The client prioritized two design objectives for its patients and staff. The first one was to accommodate a multidisciplinary treatment and consultation platform where the medical, surgical, and radiation oncology teams come together to discuss a treatment plan in one space, sparing patients and their families from moving between exam rooms. Knowledge puts patients in control of their healthcare, so it is important for their teams to make decisions together. The second objective was to create a calm and uplifting environment while providing the most advanced treatments.

The result is a building that is open, friendly, welcoming, and easy to navigate. Because most people arrive by car, the attached parking structure is connected to the medical building via a reception area at each level. From there, patients are shown to bright, spacious exam rooms with banquette seating for their family members. The ground floor offers therapy and wellness programming for survivors—visible spaces where patients can see what recovery and survival look like.

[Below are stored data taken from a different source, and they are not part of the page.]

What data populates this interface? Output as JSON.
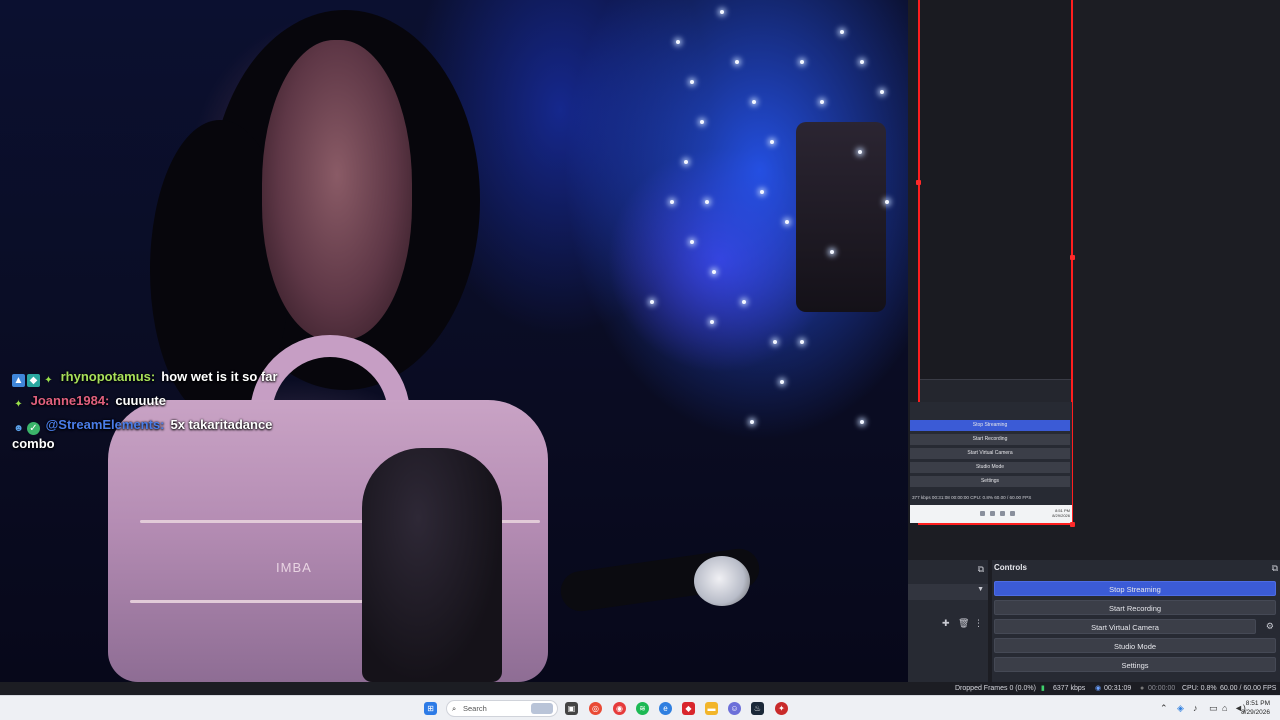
{
  "chat": [
    {
      "badges": [
        "photo-badge",
        "bits-badge",
        "sparkle-badge"
      ],
      "username": "rhynopotamus:",
      "username_color": "#a8e05a",
      "message": "how wet is it so far"
    },
    {
      "badges": [
        "sparkle-badge"
      ],
      "username": "Joanne1984:",
      "username_color": "#e0607e",
      "message": "cuuuute"
    },
    {
      "badges": [
        "robot-badge",
        "verified-badge"
      ],
      "username": "@StreamElements:",
      "username_color": "#4a7de8",
      "message": "5x takaritadance combo"
    }
  ],
  "webcam": {
    "bag_logo": "IMBA"
  },
  "nested_preview": {
    "buttons": [
      "Stop Streaming",
      "Start Recording",
      "Start Virtual Camera",
      "Studio Mode",
      "Settings"
    ],
    "status": "377 kbps   00:31:08   00:00:00   CPU: 0.8%   60.00 / 60.00 FPS",
    "clock_time": "8:51 PM",
    "clock_date": "8/29/2026"
  },
  "controls": {
    "title": "Controls",
    "stop_streaming": "Stop Streaming",
    "start_recording": "Start Recording",
    "start_virtual_camera": "Start Virtual Camera",
    "studio_mode": "Studio Mode",
    "settings": "Settings"
  },
  "status_bar": {
    "dropped_frames": "Dropped Frames 0 (0.0%)",
    "bitrate": "6377 kbps",
    "stream_time": "00:31:09",
    "record_time": "00:00:00",
    "cpu": "CPU: 0.8%",
    "fps": "60.00 / 60.00 FPS"
  },
  "taskbar": {
    "search_placeholder": "Search",
    "clock_time": "8:51 PM",
    "clock_date": "8/29/2026"
  },
  "colors": {
    "accent_blue": "#3b5bd6",
    "selection_red": "#ff1e1e",
    "panel_bg": "#272a33"
  }
}
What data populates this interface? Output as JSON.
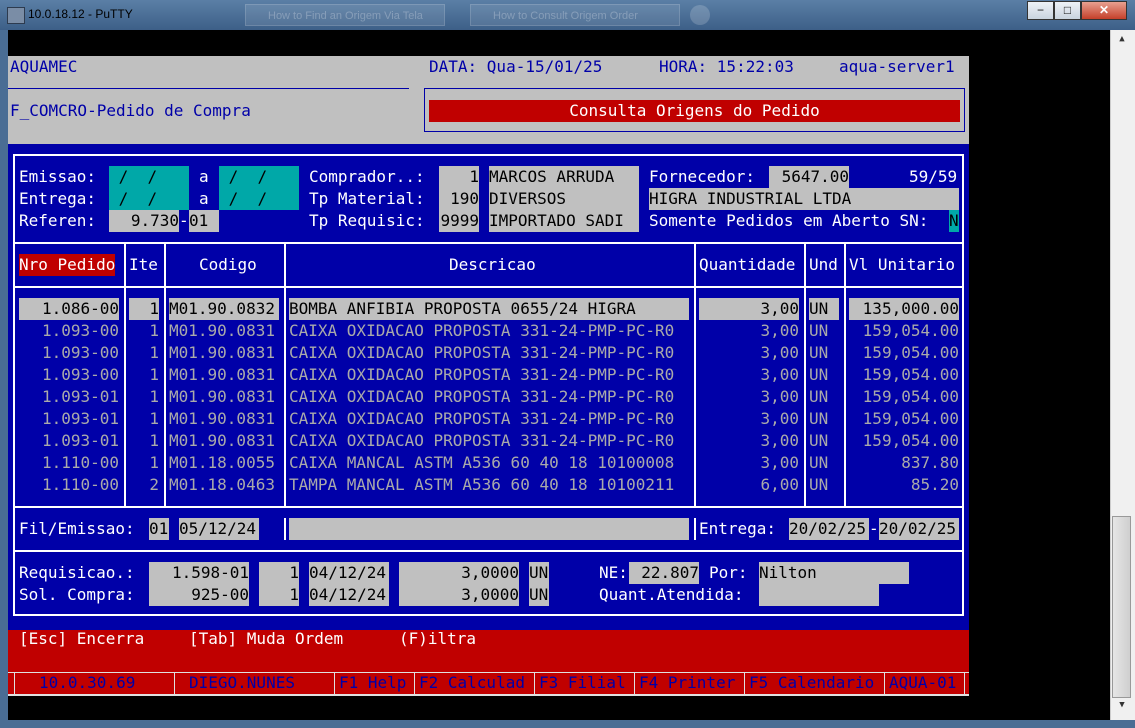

An Intimate Approach to Modern Cancer Care

The key to a successful design lies in our ability to listen closely to the stakeholders, including patients, family, and staff, so we can understand what each is seeking in a day in the life of navigating the new center. Their personal, often moving stories have led us to plan settings that stimulate discovery, allow quiet contemplation, and encourage social engagement. Their testimony also informs building amenities, whether it’s a rooftop garden or yoga studio, a private area for respite or a lively café.

These influences and ideas are driving the conversation for the design of our next cancer center. Developing diverse environments that respond to myriad daily needs and reduce feelings of anxiety will allow our client to better serve patients and pursue advanced research and treatment.